Three guesses as to which performing art that I'm a big fan of wasn't at the table (presumably because we don't have a viable "service organization" at the national level).*

National Performing Arts Convention Official Site.

NPAC did schedule several solo performers who claim the mantle of storyteller, including Mike Daisey and Red Feather Woman. The only mention of storytelling in the Program Book (which you can download from the convention website... (hi-res version is 7.9 MB, it's 122 pages long)... imagine that... a conference that releases an electronic copy of their program book to anyone who wants it, not just attendees) was in Will Power's workshop on hip-hop.

Rocky Mountain News highlights

NPAC Official Blog.
The NPAC blog at Artjournal contains a lot of the thinking that went into the planning of the conference, especially as to big picture topics for discussion, as well as reporting on what went on, and what will happen going forward. I'll probably spend some time here to mine some fodder for Breaking the Eggs. Also, lots of links to bloggers covering NPAC, so there's more to explore.

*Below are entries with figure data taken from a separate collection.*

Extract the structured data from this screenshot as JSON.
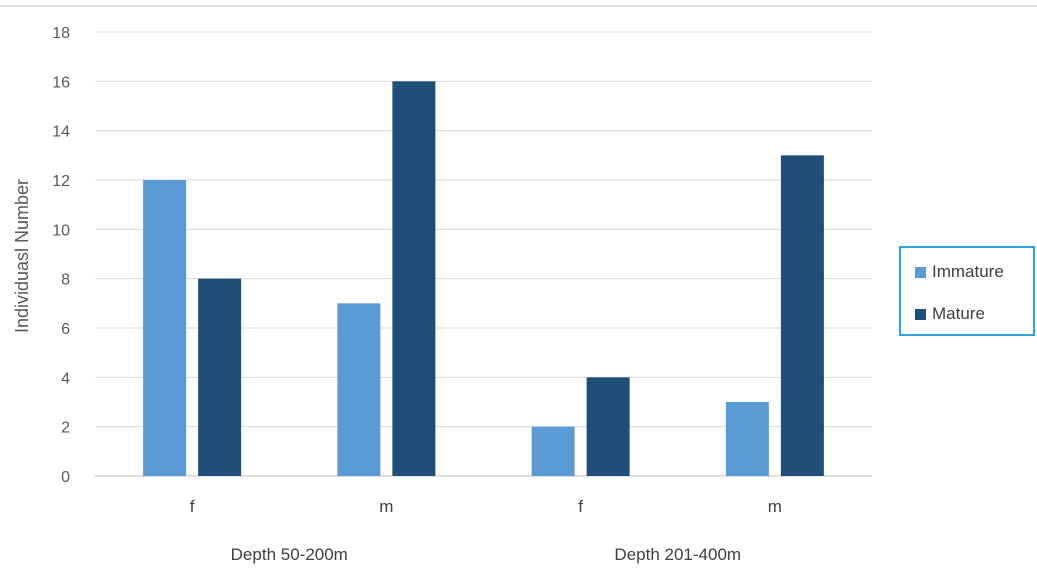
{
  "chart_data": {
    "type": "bar",
    "groups": [
      "Depth 50-200m",
      "Depth 201-400m"
    ],
    "categories": [
      "f",
      "m",
      "f",
      "m"
    ],
    "category_group": [
      0,
      0,
      1,
      1
    ],
    "series": [
      {
        "name": "Immature",
        "color": "#5b9bd5",
        "values": [
          12,
          7,
          2,
          3
        ]
      },
      {
        "name": "Mature",
        "color": "#1f4e79",
        "values": [
          8,
          16,
          4,
          13
        ]
      }
    ],
    "title": "",
    "xlabel": "",
    "ylabel": "Individuasl Number",
    "ylim": [
      0,
      18
    ],
    "yticks": [
      0,
      2,
      4,
      6,
      8,
      10,
      12,
      14,
      16,
      18
    ],
    "grid": true,
    "legend_position": "right"
  }
}
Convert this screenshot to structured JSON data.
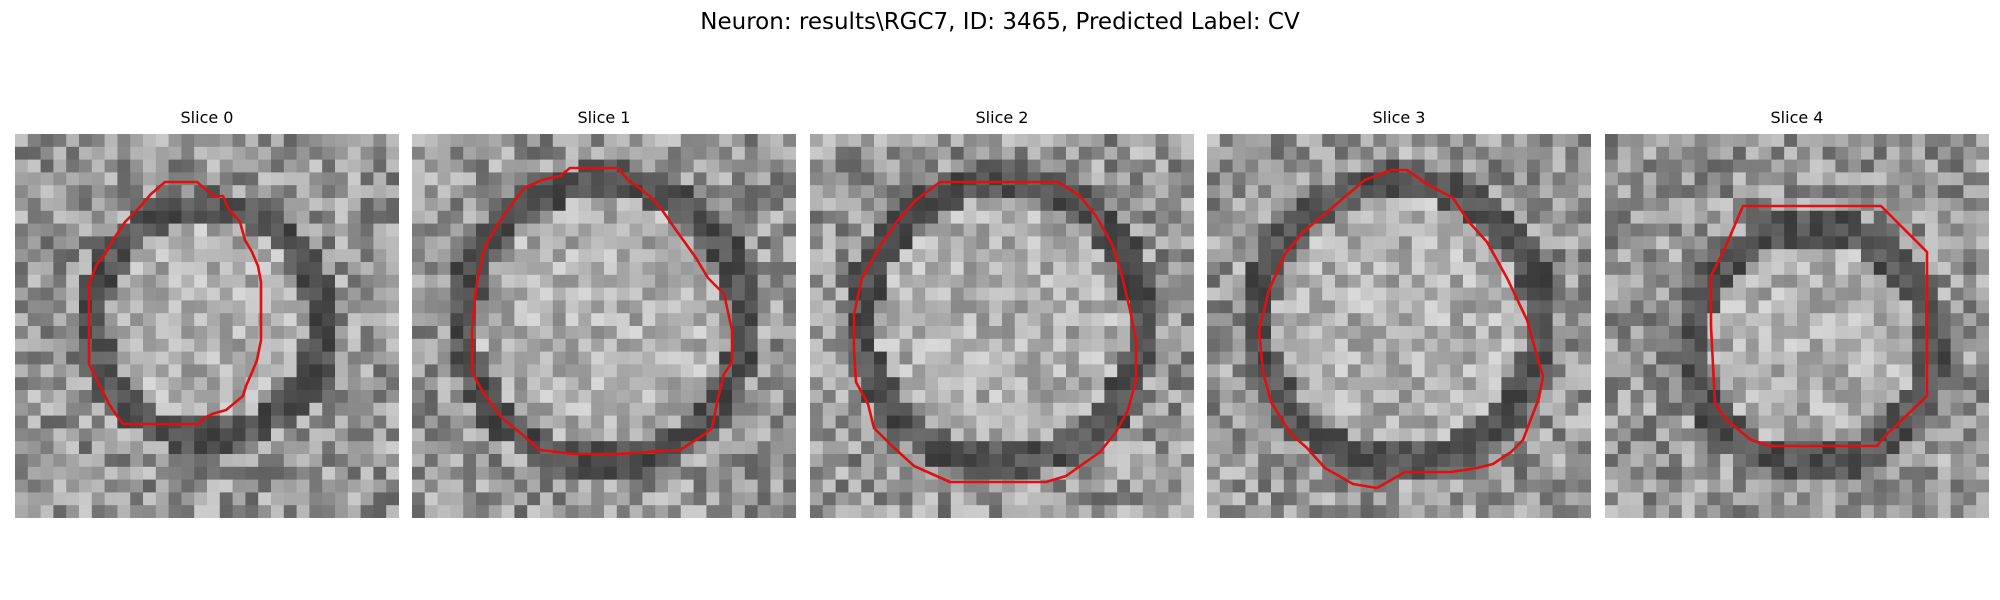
{
  "figure": {
    "title": "Neuron: results\\RGC7, ID: 3465, Predicted Label: CV"
  },
  "style": {
    "contour_color": "#e01010"
  },
  "panels": [
    {
      "title": "Slice 0",
      "seed": 11
    },
    {
      "title": "Slice 1",
      "seed": 23
    },
    {
      "title": "Slice 2",
      "seed": 37
    },
    {
      "title": "Slice 3",
      "seed": 41
    },
    {
      "title": "Slice 4",
      "seed": 59
    }
  ]
}
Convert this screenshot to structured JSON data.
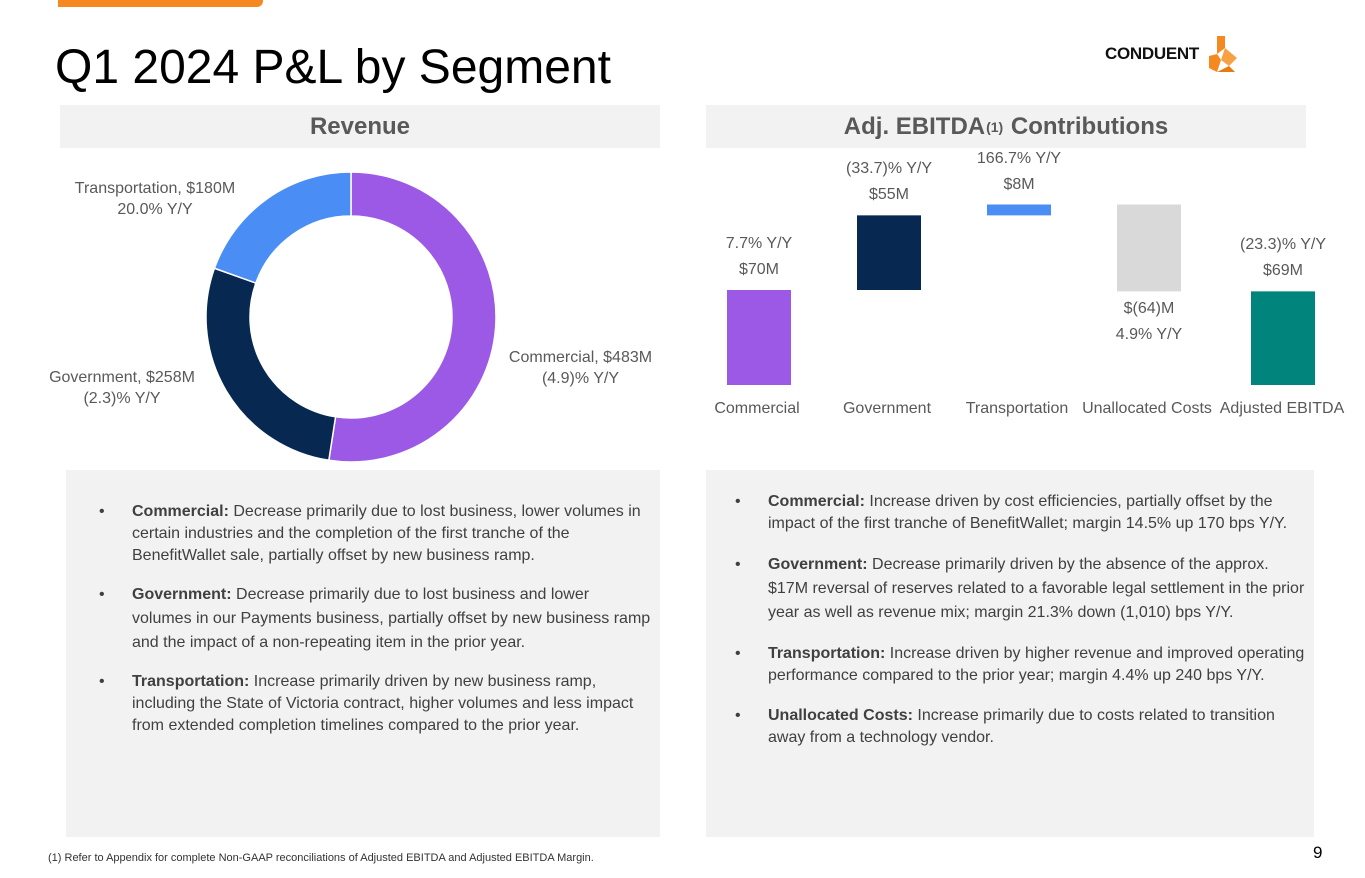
{
  "title": "Q1 2024 P&L by Segment",
  "logo": {
    "text": "CONDUENT"
  },
  "colors": {
    "commercial": "#9b59e6",
    "government": "#062851",
    "transportation": "#4a8ef5",
    "unallocated": "#d9d9d9",
    "adjusted": "#00847c",
    "accent": "#f5891f"
  },
  "revenue": {
    "header": "Revenue",
    "segments": [
      {
        "name": "Commercial",
        "value": 483,
        "label": "Commercial, $483M",
        "change": "(4.9)% Y/Y",
        "color": "#9b59e6"
      },
      {
        "name": "Government",
        "value": 258,
        "label": "Government, $258M",
        "change": "(2.3)% Y/Y",
        "color": "#062851"
      },
      {
        "name": "Transportation",
        "value": 180,
        "label": "Transportation, $180M",
        "change": "20.0% Y/Y",
        "color": "#4a8ef5"
      }
    ]
  },
  "ebitda": {
    "header_main": "Adj. EBITDA",
    "header_sup": "(1)",
    "header_rest": "Contributions"
  },
  "chart_data": {
    "type": "bar",
    "subtype": "waterfall",
    "title": "Adj. EBITDA Contributions",
    "categories": [
      "Commercial",
      "Government",
      "Transportation",
      "Unallocated Costs",
      "Adjusted EBITDA"
    ],
    "values": [
      70,
      55,
      8,
      -64,
      69
    ],
    "value_labels": [
      "$70M",
      "$55M",
      "$8M",
      "$(64)M",
      "$69M"
    ],
    "yoy_labels": [
      "7.7% Y/Y",
      "(33.7)% Y/Y",
      "166.7% Y/Y",
      "4.9% Y/Y",
      "(23.3)% Y/Y"
    ],
    "colors": [
      "#9b59e6",
      "#062851",
      "#4a8ef5",
      "#d9d9d9",
      "#00847c"
    ],
    "ylim": [
      0,
      140
    ]
  },
  "revenue_notes": [
    {
      "bold": "Commercial:",
      "text": " Decrease primarily due to lost business, lower volumes in certain industries and the completion of the first tranche of the BenefitWallet sale, partially offset by new business ramp."
    },
    {
      "bold": "Government:",
      "text": " Decrease primarily due to lost business and lower volumes in our Payments business, partially offset by new business ramp and the impact of a non-repeating item in the prior year."
    },
    {
      "bold": "Transportation:",
      "text": " Increase primarily driven by new business ramp, including the State of Victoria contract, higher volumes and less impact from extended completion timelines compared to the prior year."
    }
  ],
  "ebitda_notes": [
    {
      "bold": "Commercial:",
      "text": " Increase driven by cost efficiencies, partially offset by the impact of the first tranche of BenefitWallet; margin 14.5% up 170 bps Y/Y."
    },
    {
      "bold": "Government:",
      "text": " Decrease primarily driven by the absence of the approx. $17M reversal of reserves related to a favorable legal settlement in the prior year as well as revenue mix; margin 21.3% down (1,010) bps Y/Y."
    },
    {
      "bold": "Transportation:",
      "text": " Increase driven by higher revenue and improved operating performance compared to the prior year; margin 4.4% up 240 bps Y/Y."
    },
    {
      "bold": "Unallocated Costs:",
      "text": " Increase primarily due to costs related to transition away from a technology vendor."
    }
  ],
  "footnote": "(1) Refer to Appendix for complete Non-GAAP reconciliations of Adjusted EBITDA and Adjusted EBITDA Margin.",
  "page_number": "9"
}
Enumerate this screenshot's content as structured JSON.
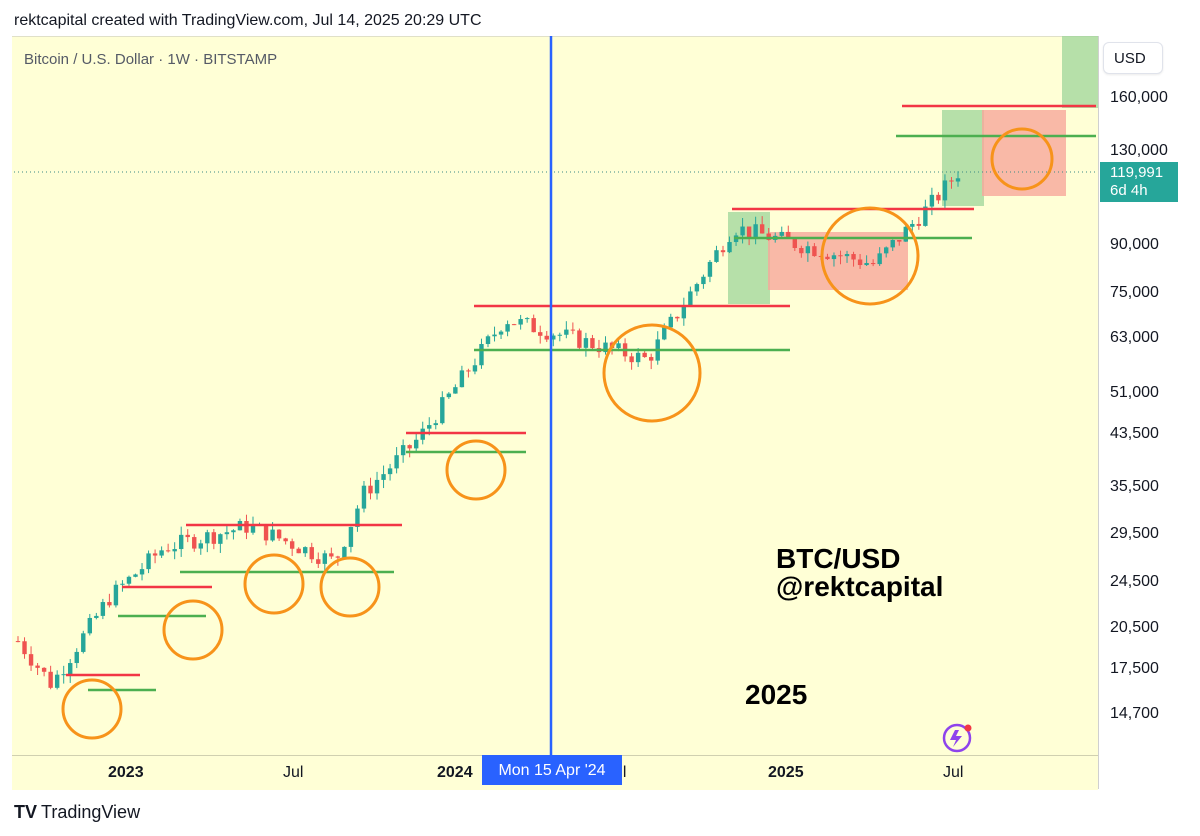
{
  "header": {
    "created_text": "rektcapital created with TradingView.com, Jul 14, 2025 20:29 UTC"
  },
  "symbol_label": "Bitcoin / U.S. Dollar · 1W · BITSTAMP",
  "currency_button": "USD",
  "overlay_text": {
    "line1": "BTC/USD",
    "line2": "@rektcapital",
    "year": "2025"
  },
  "branding": {
    "logo": "TV",
    "name": "TradingView"
  },
  "chart_data": {
    "type": "candlestick",
    "title": "Bitcoin / U.S. Dollar · 1W · BITSTAMP",
    "y_scale": "log",
    "y_ticks": [
      "160,000",
      "130,000",
      "90,000",
      "75,000",
      "63,000",
      "51,000",
      "43,500",
      "35,500",
      "29,500",
      "24,500",
      "20,500",
      "17,500",
      "14,700"
    ],
    "x_ticks": [
      {
        "label": "2023",
        "bold": true
      },
      {
        "label": "Jul",
        "bold": false
      },
      {
        "label": "2024",
        "bold": true
      },
      {
        "label": "Jul",
        "bold": false
      },
      {
        "label": "2025",
        "bold": true
      },
      {
        "label": "Jul",
        "bold": false
      }
    ],
    "last_price": {
      "value": "119,991",
      "countdown": "6d 4h"
    },
    "vertical_marker": {
      "date": "Mon 15 Apr '24"
    },
    "colors": {
      "up": "#26a69a",
      "down": "#ef5350",
      "resistance": "#f23645",
      "support": "#4caf50",
      "circle": "#f7931a",
      "marker": "#2962ff"
    },
    "close_series": [
      {
        "date": "2022-10",
        "close": 19500
      },
      {
        "date": "2022-11",
        "close": 16500
      },
      {
        "date": "2023-01",
        "close": 23000
      },
      {
        "date": "2023-03",
        "close": 28000
      },
      {
        "date": "2023-06",
        "close": 30500
      },
      {
        "date": "2023-09",
        "close": 26500
      },
      {
        "date": "2023-10",
        "close": 34500
      },
      {
        "date": "2023-12",
        "close": 43000
      },
      {
        "date": "2024-03",
        "close": 68000
      },
      {
        "date": "2024-08",
        "close": 58000
      },
      {
        "date": "2024-11",
        "close": 97000
      },
      {
        "date": "2025-04",
        "close": 84000
      },
      {
        "date": "2025-06",
        "close": 106000
      },
      {
        "date": "2025-07",
        "close": 119991
      }
    ],
    "resistance_levels": [
      17800,
      24000,
      31500,
      45000,
      72000,
      103000,
      155000
    ],
    "support_levels": [
      16400,
      21700,
      26500,
      41000,
      61000,
      93000,
      136000
    ]
  }
}
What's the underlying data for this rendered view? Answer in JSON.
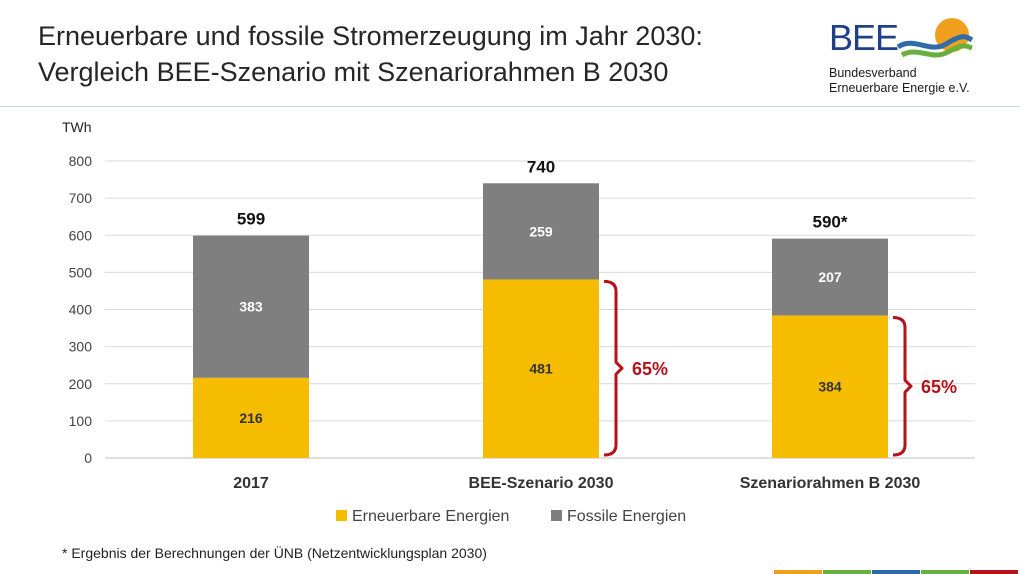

* There were nearly 4,000 attendees, so I'm hoping that someone from the o.g. storytelling community went. Anyone? Anyone?

4 comments:

Liz Warren said...

This is so discouraging. It would be interesting to discover that there were storytellers there, but that we weren't formally represented says way too much about the profile of storytelling as a performing art in the country.

Scott Walters said...

There weren't very many individual artists present, at least in theatre -- mostly administrators, artistic directors, development officers. In other words, institutional representatives. And therein might lie the problem with storytelling?

Tim said...

You don't know the half of it, Scott.
But yes, the lack of robust institutions supporting the art form is one issue.

I can count the number of paid institutional representatives for storytelling on one hand and have fingers left over.

More in my next blog post.

About Sean Buvala said...

We're moving to back of the "Old Tyme Country Renaissance Faire" museum pieces. Sad. Eight people can only do so much.

Earlier this year, a person representing a major magazine contacted me. She wanted to know if I would help her find storytellers for their HUGE gated festival the magazine puts on once a year.

Where did they want storytellers? In the kiddie section, in a 10x10 booth, back near the nursing mothers booth. WAAAY off the beaten path.

I suggested to her that storytellers were a main stage presentation as or more interesting and viable as any of the local bands that were going to play.

She was stunned. "I never thought of that. But how can reading books from the stage be interesting to adults?"

I tried to explain. She never called me back. I am sure she booked a Mother-Goose-style Performer and paid that person $10 an hour. Old Tyme Country Faire.

Yesterday, I went to my local Arts Council meeting and had to explain even what "storytelling" was. I don't like "standard practices." but man, I think we need them.

Our storytelling institutions are less "robust" than they are just "rust."

Listen, can I be in charge of 500K per year? For one, I would pay a liaison to liaise all over, including the conference that started this rant.

That's right. I'd pay someone to actually talk to outsiders, "including administrators, artistic directors, development officers" and I would forbid that person to post on any of the major "echo chamber" lists.

That doesn't mean they wouldn't communicate.